Auch die neueren Alt-AKWs Neckarwestheim 2 und Philippsburg 2 haben der BUND-Studie zufolge große Sicherheitsmängel. So zählt Philippsburg 2 mit einem technischen Design aus den 1970er Jahren und großen Problemen beim so genannten Bruchausschluss von zentralen druckführenden Leitungen zu den störanfälligsten Reaktoren. Diese Probleme lassen sich auch durch umfangreiche Nachrüstungen nur teilweise in den Griff bekommen. Beide Reaktoren erfüllen nicht die gesetzlichen Sicherheitsstandards, die seit 1994 gelten.

“Die neue Landesregierung in Baden-Württemberg muss ohne falsche Rücksichten alle Sicherheitsnachrüstungen sowie einen baulichen Schutz gegen Terrorrangriffe bei den neueren Anlagen zügig anordnen, um deren Sicherheit zumindest etwas zu erhöhen. Als Leiterin der Atomaufsicht muss Ministerin Tanja Gönner endlich aktiv werden”, so die BUND-Landesvorsitzende Dahlbender: “Zugleich muss die Bevölkerung umfassend und offensiv über die Sicherheitsmängel der Atomkraftwerke und Nachrüstmaßnahmen informiert werden.”

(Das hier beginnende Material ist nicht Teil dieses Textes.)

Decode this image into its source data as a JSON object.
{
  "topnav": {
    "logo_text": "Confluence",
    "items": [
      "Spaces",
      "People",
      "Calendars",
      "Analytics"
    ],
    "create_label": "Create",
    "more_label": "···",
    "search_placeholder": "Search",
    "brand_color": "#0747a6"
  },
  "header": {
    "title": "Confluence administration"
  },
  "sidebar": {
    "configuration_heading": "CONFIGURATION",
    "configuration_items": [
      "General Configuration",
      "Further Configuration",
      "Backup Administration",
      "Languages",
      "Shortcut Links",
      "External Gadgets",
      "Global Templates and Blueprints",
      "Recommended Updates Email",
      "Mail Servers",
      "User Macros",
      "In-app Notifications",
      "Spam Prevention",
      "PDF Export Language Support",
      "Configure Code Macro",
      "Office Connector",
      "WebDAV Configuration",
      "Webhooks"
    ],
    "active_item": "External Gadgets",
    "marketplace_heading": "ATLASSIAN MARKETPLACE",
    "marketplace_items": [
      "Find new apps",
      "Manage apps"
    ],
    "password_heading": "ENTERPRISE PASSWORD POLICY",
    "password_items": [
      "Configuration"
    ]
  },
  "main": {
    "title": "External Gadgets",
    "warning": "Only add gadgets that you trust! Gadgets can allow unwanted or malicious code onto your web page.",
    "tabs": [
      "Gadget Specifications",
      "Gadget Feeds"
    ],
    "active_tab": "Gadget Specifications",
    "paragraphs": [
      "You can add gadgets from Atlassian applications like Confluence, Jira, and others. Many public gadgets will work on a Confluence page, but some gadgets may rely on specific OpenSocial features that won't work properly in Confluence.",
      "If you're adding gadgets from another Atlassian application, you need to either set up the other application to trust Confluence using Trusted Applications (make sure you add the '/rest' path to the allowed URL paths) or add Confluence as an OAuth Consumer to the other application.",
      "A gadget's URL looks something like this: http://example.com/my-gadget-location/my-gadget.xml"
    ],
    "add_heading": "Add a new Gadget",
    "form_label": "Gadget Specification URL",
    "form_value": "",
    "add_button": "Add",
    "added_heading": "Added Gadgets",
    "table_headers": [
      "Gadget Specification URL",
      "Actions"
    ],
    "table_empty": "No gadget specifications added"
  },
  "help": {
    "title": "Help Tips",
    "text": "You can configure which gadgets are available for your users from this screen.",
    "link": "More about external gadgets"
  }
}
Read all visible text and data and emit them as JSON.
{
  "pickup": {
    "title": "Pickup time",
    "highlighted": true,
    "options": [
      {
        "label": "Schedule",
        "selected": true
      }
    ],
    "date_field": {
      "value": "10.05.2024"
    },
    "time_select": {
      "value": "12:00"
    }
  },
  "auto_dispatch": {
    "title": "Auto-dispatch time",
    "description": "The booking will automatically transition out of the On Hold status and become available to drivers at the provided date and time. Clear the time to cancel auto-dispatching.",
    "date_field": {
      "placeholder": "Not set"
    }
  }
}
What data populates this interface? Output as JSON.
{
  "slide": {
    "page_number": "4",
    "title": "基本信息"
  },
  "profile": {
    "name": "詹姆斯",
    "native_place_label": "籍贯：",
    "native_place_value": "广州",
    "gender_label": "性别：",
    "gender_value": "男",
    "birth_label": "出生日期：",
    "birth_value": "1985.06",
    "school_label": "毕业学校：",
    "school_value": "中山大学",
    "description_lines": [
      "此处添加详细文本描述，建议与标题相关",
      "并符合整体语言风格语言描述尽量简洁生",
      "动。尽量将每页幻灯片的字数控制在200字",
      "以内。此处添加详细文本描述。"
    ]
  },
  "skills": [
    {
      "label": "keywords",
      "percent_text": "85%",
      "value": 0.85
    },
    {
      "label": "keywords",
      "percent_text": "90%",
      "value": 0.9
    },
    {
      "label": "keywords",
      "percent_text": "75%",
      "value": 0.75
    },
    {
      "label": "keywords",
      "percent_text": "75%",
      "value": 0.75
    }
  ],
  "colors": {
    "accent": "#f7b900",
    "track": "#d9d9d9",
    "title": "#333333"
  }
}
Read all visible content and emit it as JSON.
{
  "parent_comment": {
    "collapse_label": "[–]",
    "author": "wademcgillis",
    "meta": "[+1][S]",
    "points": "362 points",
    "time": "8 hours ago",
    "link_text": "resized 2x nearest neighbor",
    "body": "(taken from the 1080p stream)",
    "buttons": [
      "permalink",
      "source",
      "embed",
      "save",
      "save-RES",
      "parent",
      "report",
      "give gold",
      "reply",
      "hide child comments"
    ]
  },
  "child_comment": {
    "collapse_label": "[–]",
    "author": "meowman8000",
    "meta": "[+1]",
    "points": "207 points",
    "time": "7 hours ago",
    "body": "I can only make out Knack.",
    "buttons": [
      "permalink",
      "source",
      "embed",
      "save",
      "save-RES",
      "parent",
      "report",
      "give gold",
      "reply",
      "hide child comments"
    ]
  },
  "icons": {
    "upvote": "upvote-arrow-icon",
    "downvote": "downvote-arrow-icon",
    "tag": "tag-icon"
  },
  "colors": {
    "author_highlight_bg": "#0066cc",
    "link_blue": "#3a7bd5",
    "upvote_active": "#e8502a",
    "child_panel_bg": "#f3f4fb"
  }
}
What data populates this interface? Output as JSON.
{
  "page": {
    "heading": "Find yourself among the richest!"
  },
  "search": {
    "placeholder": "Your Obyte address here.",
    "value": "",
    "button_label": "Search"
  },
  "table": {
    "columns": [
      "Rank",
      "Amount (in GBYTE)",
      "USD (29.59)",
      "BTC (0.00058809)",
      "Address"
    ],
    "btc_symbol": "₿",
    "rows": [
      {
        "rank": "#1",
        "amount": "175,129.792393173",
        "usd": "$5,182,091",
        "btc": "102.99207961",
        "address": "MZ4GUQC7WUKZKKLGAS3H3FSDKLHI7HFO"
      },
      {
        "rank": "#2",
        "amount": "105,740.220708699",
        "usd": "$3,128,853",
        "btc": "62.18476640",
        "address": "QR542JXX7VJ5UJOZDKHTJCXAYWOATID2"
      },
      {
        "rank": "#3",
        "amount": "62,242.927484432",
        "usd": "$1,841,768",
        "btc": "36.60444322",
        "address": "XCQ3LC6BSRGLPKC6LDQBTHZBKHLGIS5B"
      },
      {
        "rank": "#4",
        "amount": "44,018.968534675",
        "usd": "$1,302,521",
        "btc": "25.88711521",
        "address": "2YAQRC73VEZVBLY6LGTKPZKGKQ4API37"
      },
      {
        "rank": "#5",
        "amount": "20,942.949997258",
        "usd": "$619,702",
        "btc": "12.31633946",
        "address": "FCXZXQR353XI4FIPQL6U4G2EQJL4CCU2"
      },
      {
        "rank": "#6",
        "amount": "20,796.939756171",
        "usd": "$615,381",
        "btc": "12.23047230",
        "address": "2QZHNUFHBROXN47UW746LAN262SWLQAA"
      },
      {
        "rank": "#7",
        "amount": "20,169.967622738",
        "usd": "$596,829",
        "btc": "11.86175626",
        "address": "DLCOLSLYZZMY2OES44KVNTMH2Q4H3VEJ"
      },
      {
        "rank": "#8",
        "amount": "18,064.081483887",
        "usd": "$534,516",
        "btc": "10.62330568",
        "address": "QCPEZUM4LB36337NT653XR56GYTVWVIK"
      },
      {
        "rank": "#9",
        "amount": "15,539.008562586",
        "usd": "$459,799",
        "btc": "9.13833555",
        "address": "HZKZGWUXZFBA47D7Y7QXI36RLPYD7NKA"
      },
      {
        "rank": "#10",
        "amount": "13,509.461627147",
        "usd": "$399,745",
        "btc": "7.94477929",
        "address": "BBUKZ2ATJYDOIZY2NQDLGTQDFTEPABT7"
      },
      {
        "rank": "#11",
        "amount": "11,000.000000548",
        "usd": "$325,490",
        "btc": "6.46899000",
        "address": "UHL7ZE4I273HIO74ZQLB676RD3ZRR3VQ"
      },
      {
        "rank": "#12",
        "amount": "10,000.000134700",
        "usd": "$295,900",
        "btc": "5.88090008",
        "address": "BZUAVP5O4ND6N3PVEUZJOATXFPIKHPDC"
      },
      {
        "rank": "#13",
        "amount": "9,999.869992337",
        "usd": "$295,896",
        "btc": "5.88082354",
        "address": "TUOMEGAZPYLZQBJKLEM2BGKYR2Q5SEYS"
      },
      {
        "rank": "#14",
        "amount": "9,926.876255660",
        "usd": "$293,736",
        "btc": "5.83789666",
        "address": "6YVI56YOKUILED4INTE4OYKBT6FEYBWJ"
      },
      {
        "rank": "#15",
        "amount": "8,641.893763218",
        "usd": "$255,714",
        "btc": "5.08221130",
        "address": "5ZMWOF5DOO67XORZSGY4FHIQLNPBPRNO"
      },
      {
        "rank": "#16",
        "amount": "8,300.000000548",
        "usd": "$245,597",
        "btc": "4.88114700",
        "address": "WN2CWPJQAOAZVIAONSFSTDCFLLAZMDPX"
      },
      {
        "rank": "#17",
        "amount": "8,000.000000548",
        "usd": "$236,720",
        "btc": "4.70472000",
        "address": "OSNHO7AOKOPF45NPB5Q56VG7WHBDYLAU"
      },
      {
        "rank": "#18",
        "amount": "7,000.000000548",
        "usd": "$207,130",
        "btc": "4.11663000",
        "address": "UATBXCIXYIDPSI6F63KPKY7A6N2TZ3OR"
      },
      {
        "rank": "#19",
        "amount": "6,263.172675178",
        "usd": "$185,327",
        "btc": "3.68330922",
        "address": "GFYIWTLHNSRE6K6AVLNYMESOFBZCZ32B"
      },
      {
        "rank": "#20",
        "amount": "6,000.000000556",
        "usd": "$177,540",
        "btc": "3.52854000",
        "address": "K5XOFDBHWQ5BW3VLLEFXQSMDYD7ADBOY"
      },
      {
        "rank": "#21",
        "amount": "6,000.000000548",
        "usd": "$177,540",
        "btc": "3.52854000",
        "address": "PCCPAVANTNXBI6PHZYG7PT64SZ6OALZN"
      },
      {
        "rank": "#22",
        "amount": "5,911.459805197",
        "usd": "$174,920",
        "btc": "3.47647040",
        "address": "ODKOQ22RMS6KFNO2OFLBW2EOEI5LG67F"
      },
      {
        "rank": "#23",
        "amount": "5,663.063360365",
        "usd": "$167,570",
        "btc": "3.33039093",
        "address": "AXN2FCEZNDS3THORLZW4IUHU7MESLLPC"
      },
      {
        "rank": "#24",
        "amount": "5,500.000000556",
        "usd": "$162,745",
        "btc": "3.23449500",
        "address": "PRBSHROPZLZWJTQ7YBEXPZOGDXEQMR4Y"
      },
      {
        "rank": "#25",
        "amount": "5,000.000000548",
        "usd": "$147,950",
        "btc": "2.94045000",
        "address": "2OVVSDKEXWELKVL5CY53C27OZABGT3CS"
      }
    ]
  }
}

Mit der Studie hat der BUND der Atomaufsicht einen Handlungsleitfaden vorgelegt. “Die Landesregierung muss als ersten Schritt der EnBW bis Juli 2011 Sicherheitsberichte zu allen vier AKW abverlangen. Darin muss aufgezeigt werden, wie sich der Betreiber die Umsetzung der vom Bundesumweltministerium geforderten Sicherheitsnachrüstungen im Detail vorstellt”, sagte Dahlbender: “Bei allen Meilern sind selbst teure Nachrüstungen keine Sicherheitsgarantien. Die einzige Lösung ist der sofortige Ausstieg aus der Atomenergie und die engagierte Umsetzung der Energiewende.”

Schlussfolgerungen

  • Nachrüstungen können das Sicherheitsniveau in Neckarwestheim-1 und Philippsburg-1 nur unwesentlich erhöhen. Aber gerade weil sich wesentliche Defizite durch Nachrüstungen nicht beheben lassen, müsste im Falle eines Weiterbetriebs zumindest alles versucht werden, um durch technische Nachrüstungen eine Verbesserung hinsichtlich der Beherrschbarkeit und Vermeidung von potenziellen Störfällen zu erreichen.
  • Auch die neueren Anlagen Neckarwestheim-2 und Philippsburg-2 entsprechen bei weitem nicht den Anforderungen, die an neue Reaktoren gestellt werden. Dies ist angesichts der nach derzeitigen Plänen noch langen Betriebszeit ein Problem.
  • Maßnahmen zur Verbesserung der Betriebsführung, der Kompetenz des Personals und zur Sicherung gegen Terrorangriffe sind die Voraussetzung, um zumindest im Rahmen der technischen Möglichkeiten einen sicheren Betrieb zu gewährleisten. Hinsichtlich eines terroristischen Flugzeugabsturzes sollte vom Betreiber umgehend ein Konzept zur Errichtung einer baulichen Schutzstruktur gefordert werden, um insbesondere die älteren Anlagen Philippsburg 1 und Neckarwestheim 1 so schnell wie möglich zu schützen.

Insgesamt sollte die Umsetzung aller vorgesehenen Maßnahmen gefordert werden, auch von jenen die den Zeithorizont mittel- und langfristig sowie die Priorität 2 zugeordnet haben. Nur diese können überhaupt zu einer nennenswerten Veränderung des Sicherheitsniveaus beitragen. Bislang waren die Atomaufsichtsbehörden durch die gesetzlich festgelegten Laufzeitbegrenzungen rechtlich nicht in der Lage, grundlegende konzeptionelle Nachbesserungen der Anlagen zu verlangen. Ob sich dieses jetzt ändert wie vom BMU behauptet, hängt insgesamt davon ab, wie zügig und zielstrebig die Aufsichtsbehörde jetzt agiert bzw. agieren kann. Voraussetzung dafür ist eine erhebliche Aufstockung des Personals der Behörde sowie das Hinzuziehen unabhängiger Gutachterorganisationen.